Paine stood down from the role last Friday after sexually explicit text messages he sent to a female former colleague at Cricket Tasmania in 2017 were leaked to the media.
The 36-year-old wicketkeeper, who has represented Tasmania since the 2005/06 season, had been exonerated by a Cricket Australia integrity review into the matter soon after becoming Test captain in 2018.
“In conversations I have had in recent days it is clear that the anger amongst the Tasmania cricket community and general public is palpable,” Gaggin said in a statement on Tuesday.
“Tim Paine has been a beacon for Australian cricket over the past four years and instrumental in salvaging the reputation of the national team after the calamity of Cape Town.
“The treatment afforded to the Australian Test captain by Cricket Australia has been appalling, and the worst since Bill Lawry over 50 years ago.”
Lawry was notoriously sacked as Australia captain and dropped from the team ahead of the final Test of the 1970/71 Ashes series, only discovering his fate when informed by reporters.

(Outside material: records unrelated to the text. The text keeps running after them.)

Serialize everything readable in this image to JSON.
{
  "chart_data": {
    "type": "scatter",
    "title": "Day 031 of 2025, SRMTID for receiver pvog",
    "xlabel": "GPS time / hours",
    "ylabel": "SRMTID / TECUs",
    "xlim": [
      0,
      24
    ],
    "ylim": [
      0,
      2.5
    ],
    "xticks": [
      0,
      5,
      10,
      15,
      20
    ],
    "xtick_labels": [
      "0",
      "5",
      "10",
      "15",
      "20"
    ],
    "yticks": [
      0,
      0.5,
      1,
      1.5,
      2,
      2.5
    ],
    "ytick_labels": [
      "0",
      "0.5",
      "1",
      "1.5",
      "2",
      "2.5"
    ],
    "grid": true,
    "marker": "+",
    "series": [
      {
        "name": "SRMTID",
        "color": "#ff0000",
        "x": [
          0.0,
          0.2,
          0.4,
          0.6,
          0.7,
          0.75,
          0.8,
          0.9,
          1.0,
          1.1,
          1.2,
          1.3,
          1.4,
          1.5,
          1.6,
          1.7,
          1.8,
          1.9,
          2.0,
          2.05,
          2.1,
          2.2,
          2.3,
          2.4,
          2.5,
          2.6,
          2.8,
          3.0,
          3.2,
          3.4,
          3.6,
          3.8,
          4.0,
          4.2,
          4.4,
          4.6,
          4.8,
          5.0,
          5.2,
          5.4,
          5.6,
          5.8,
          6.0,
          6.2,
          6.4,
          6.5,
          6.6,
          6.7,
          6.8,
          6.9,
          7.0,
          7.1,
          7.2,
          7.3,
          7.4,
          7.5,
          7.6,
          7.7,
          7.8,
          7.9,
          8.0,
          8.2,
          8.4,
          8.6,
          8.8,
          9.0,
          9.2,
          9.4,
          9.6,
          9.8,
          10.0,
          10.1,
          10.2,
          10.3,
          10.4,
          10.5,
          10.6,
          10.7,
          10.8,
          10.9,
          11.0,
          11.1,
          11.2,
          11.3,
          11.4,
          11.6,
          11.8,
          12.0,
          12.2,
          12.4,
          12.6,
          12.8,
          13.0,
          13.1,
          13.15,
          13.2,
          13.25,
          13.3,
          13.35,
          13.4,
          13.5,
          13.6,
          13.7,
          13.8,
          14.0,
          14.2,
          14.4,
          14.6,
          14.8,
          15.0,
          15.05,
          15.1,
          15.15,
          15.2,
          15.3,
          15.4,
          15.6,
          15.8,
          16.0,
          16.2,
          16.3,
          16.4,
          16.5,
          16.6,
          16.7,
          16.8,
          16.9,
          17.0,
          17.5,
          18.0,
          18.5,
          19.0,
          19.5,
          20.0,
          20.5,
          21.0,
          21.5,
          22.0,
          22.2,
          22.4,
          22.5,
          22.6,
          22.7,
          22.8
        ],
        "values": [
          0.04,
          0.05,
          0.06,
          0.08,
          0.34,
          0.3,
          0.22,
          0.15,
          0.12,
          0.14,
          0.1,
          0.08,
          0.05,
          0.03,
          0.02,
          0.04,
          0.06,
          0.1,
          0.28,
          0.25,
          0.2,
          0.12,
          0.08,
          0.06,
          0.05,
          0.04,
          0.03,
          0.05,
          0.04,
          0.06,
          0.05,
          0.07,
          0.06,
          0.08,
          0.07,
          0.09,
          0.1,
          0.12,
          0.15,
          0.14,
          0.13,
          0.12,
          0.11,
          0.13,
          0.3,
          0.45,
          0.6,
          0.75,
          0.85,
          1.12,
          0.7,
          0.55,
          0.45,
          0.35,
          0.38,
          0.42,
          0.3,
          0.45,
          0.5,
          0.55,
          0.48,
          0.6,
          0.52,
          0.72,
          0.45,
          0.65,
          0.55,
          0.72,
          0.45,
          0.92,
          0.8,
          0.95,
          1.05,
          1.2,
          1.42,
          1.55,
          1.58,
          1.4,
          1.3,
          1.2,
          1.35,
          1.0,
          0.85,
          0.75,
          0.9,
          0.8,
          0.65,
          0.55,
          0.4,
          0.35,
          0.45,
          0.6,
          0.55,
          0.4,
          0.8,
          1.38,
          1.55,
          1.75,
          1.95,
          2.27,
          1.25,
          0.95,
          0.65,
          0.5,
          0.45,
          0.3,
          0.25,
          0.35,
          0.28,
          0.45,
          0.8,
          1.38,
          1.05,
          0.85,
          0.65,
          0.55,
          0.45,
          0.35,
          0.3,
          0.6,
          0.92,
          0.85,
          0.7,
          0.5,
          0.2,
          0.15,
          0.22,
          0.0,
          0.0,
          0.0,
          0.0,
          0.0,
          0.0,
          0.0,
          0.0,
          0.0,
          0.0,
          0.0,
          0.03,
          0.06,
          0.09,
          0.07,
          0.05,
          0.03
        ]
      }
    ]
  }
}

Cricket Tasmania said after Paine’s resignation that the female former employee had complained to them about the messages only after she had been charged with stealing from the organisation.
Cricket Australia chair Richard Freudenstein said on Saturday that the current leadership team would have sacked Paine had they been in charge in 2018.
“At a time when CA should have supported Tim, he was evidently regarded as dispensable,” Gaggin continued.
“The Cricket Tasmania board reaffirmed its view that Paine should not have been put in a position where he felt the need to resign over an incident that was determined by an independent inquiry at the time to not be a breach of the code of conduct and was a consensual and private exchange that occurred between two mature adults and was not repeated.”